En fait le poète  catholique considère la mer comme un domaine de description et de contemplation. Immense et infinie, elle n’engendre aucune impression de monotonie. D’une part, ses eaux se présentent comme une menace dans « Tempête » où Claudel cherche vainement le soleil, mais il ne voit que « l’espace noir et mort de la mer »hostile et dangereuse, ainsi que dans « Le risque de la mer » où l’auteur se trouve au sein de l’abîme prêt à l’engloutir, annonçant qu’il est « perdu dans l’intérieur de la mort et que [son] cœur est serré par le chagrin de la dernière heure ». D’autre part, nous voyons dans « Rêves » les pêcheurs aller à la mer pour y chercher ce qui subvient à leur vie. 

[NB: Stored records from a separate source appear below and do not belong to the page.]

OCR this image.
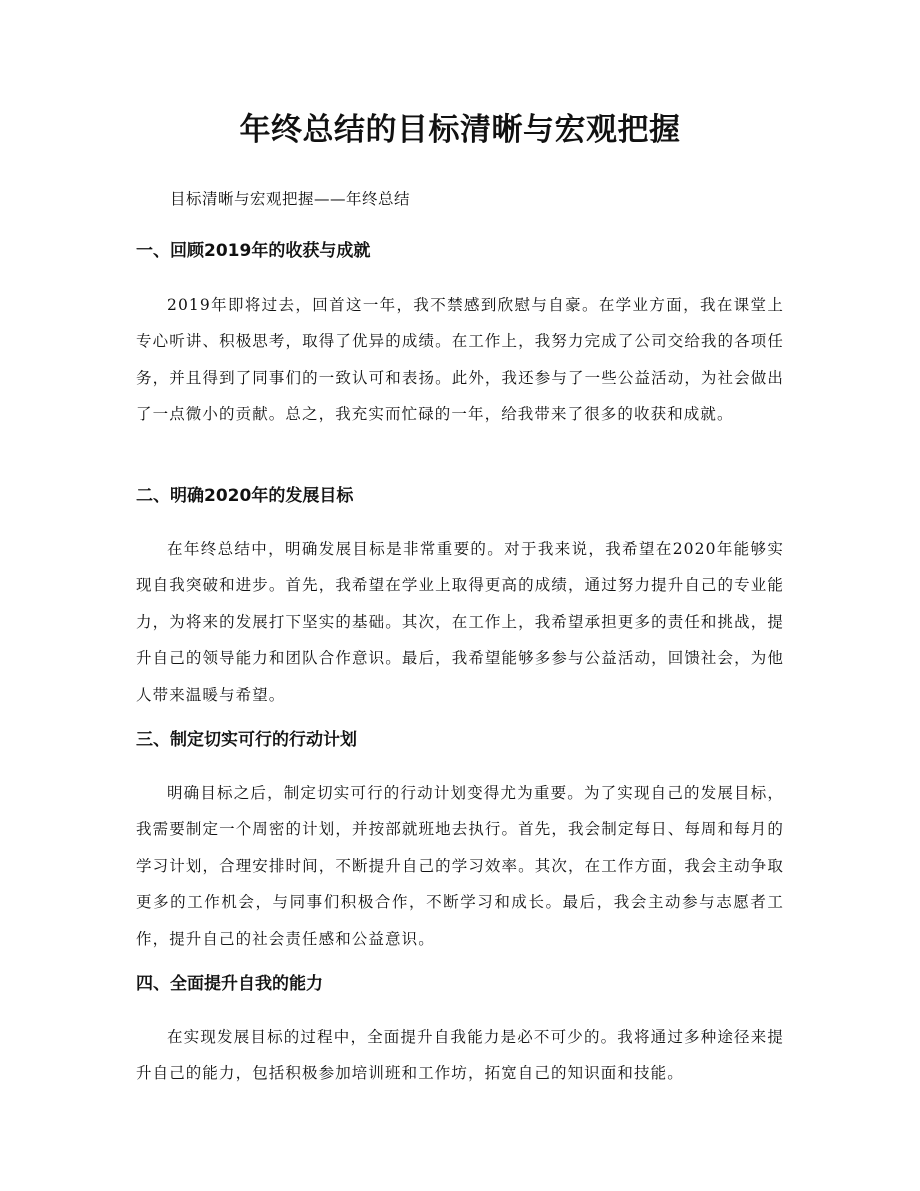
年终总结的目标清晰与宏观把握

目标清晰与宏观把握——年终总结

一、回顾2019年的收获与成就

2019年即将过去，回首这一年，我不禁感到欣慰与自豪。在学业方面，我在课堂上专心听讲、积极思考，取得了优异的成绩。在工作上，我努力完成了公司交给我的各项任务，并且得到了同事们的一致认可和表扬。此外，我还参与了一些公益活动，为社会做出了一点微小的贡献。总之，我充实而忙碌的一年，给我带来了很多的收获和成就。

二、明确2020年的发展目标

在年终总结中，明确发展目标是非常重要的。对于我来说，我希望在2020年能够实现自我突破和进步。首先，我希望在学业上取得更高的成绩，通过努力提升自己的专业能力，为将来的发展打下坚实的基础。其次，在工作上，我希望承担更多的责任和挑战，提升自己的领导能力和团队合作意识。最后，我希望能够多参与公益活动，回馈社会，为他人带来温暖与希望。

三、制定切实可行的行动计划

明确目标之后，制定切实可行的行动计划变得尤为重要。为了实现自己的发展目标，我需要制定一个周密的计划，并按部就班地去执行。首先，我会制定每日、每周和每月的学习计划，合理安排时间，不断提升自己的学习效率。其次，在工作方面，我会主动争取更多的工作机会，与同事们积极合作，不断学习和成长。最后，我会主动参与志愿者工作，提升自己的社会责任感和公益意识。

四、全面提升自我的能力

在实现发展目标的过程中，全面提升自我能力是必不可少的。我将通过多种途径来提升自己的能力，包括积极参加培训班和工作坊，拓宽自己的知识面和技能。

Comme Claudel aime tous les éléments de la nature, surtout l’eau, il ne se contente pas de traiter la mer, mais il aborde le fleuve à maintes reprises dans sa Connaissance de l’Est. Michel Malicet affirme que les fleuves captivent Claudel qui « les compare au réseau des artères nourricières. Leur eau lui apparaît comme du sang ou du lait ».Le fleuve a joué un rôle remarquable dans la Chine du XIXe siècle qui n’avait ni voies ferrées, ni vraies routes, il a servi au déplacement, grâce à ses canaux qui relient Changhaï au Kiang Sou. Nous y voyons ce qu’on appelle des house-boats, de petits bateaux aménagés. Pour cela, les Chinois y consacrent un jour, c’est le jour de la fête de tous les fleuves qui « raconte la fête rituelle donnée au fleuve Min Jaune ». Gilbert Gadoffre indique que cette fête folklorique est inspirée par « la fête des bateaux-dragons, le cinquième jour du cinquième mois »où se trouvent les jeux des dragons célestes symbolisant la pluie. Cette fête se remarque de même par les courses de jonques dont les vainqueurs sont récompensés par les riches marchands. De sa part, Claudel s’attarde à nous présenter cette scène d’une manière détaillée : « Tout grouille, tout tremble d’une rive à l’autre de sampans et de bateaux, où les convives de soie pareils à de clairs bouquets boivent et jouent: tout est lumière et tambour. Deçà, delà, de toutes parts, jaillissent et filent les pirogues à têtes de dragons, aux bras de cent pagayeurs nus ».  

Ainsi l’auteur de Tête d’or réussit à décrire la fête pittoresque qui est une occasion de réjouissance pour les villes chinoises avoisinant les rivières ou les ports de mer. Cependant il paraît comme un touriste passif en présentant l’image du fleuve; il se contente d’observer de loin les quais et les bateaux sans donner ses propres impressions. Il ne tente pas de participer à l’action. Même lorsqu’il nage dans le fleuve, il ne ressent aucun exotisme et écrit un texte dont la caractéristique essentielle est le ton littéraire et poétique. Il dit: « Ni la soie que la main ou le pied nu pétrit, ni la profonde laine d’un tapis de sacre ne sont comparables à la résistance  de cette épaisseur liquide ».